In previous studies, we described a "counter-immunosurveillance" mechanism initiated by tumor-activated, interleukin-13 (IL-13)-producing natural killer T cells that signal Gr-1(+) cells to produce transforming growth factor-beta(1) (TGF-beta(1)), a cytokine that suppresses the activity of tumor-inhibiting cytolytic CD8(+) T cells.

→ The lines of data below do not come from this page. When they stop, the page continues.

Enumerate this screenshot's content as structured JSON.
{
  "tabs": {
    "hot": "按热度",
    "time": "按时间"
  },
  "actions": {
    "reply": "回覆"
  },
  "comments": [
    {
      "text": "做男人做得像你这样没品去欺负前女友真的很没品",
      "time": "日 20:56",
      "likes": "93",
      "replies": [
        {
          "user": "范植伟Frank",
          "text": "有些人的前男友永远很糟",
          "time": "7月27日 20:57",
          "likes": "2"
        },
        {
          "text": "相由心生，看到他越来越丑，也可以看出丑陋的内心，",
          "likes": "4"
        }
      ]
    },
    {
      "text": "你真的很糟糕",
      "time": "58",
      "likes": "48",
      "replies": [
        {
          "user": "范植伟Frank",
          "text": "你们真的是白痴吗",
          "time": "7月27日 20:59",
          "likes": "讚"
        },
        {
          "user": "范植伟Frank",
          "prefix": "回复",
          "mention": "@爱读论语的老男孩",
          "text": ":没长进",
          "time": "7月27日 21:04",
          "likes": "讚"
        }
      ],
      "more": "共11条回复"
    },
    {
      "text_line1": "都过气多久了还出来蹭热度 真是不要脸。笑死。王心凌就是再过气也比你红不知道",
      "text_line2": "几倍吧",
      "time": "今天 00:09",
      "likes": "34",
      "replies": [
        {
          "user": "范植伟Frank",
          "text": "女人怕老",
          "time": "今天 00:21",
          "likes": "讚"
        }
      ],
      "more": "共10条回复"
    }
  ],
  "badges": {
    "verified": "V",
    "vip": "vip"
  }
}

Here, we show that in two tumor models (the CT-26 metastatic colon cancer and the 15-12RM fibrosarcoma regressor models), this counter-surveillance mechanism requires the expression of a novel IL-13 receptor, IL-13R alpha(2), on Gr-1(intermediate) cells, because down-regulation of IL-13R alpha(2) expression or the activator protein-1 signal generated by the receptor via in vivo administration of specific small interfering RNA or decoy oligonucleotides leads to loss of TGF-beta(1) production. Furthermore, acting on prior studies showing that IL-13R alpha(2) expression is induced (in part) by tumor necrosis factor-alpha (TNF-alpha), we show that receptor expression and TGF-beta(1) production is inhibited by administration of a TNF-alpha-neutralizing substance, TNF-alpha R-Fc (etanercept). Taking advantage of this latter fact, we then show in the CT-26 model that counter-immunosurveillance can be inhibited, anti-CT-26-specific CD8(+) cytolytic activity can be restored, and CT-26 metastatic tumor nodules can be greatly decreased by administration of TNF-alpha R-Fc. Corroborative data were obtained using the 15-12RM fibrosarcoma model. These studies point to the prevention of metastatic cancer with an available agent with already known clinically acceptable adverse effects and toxicity.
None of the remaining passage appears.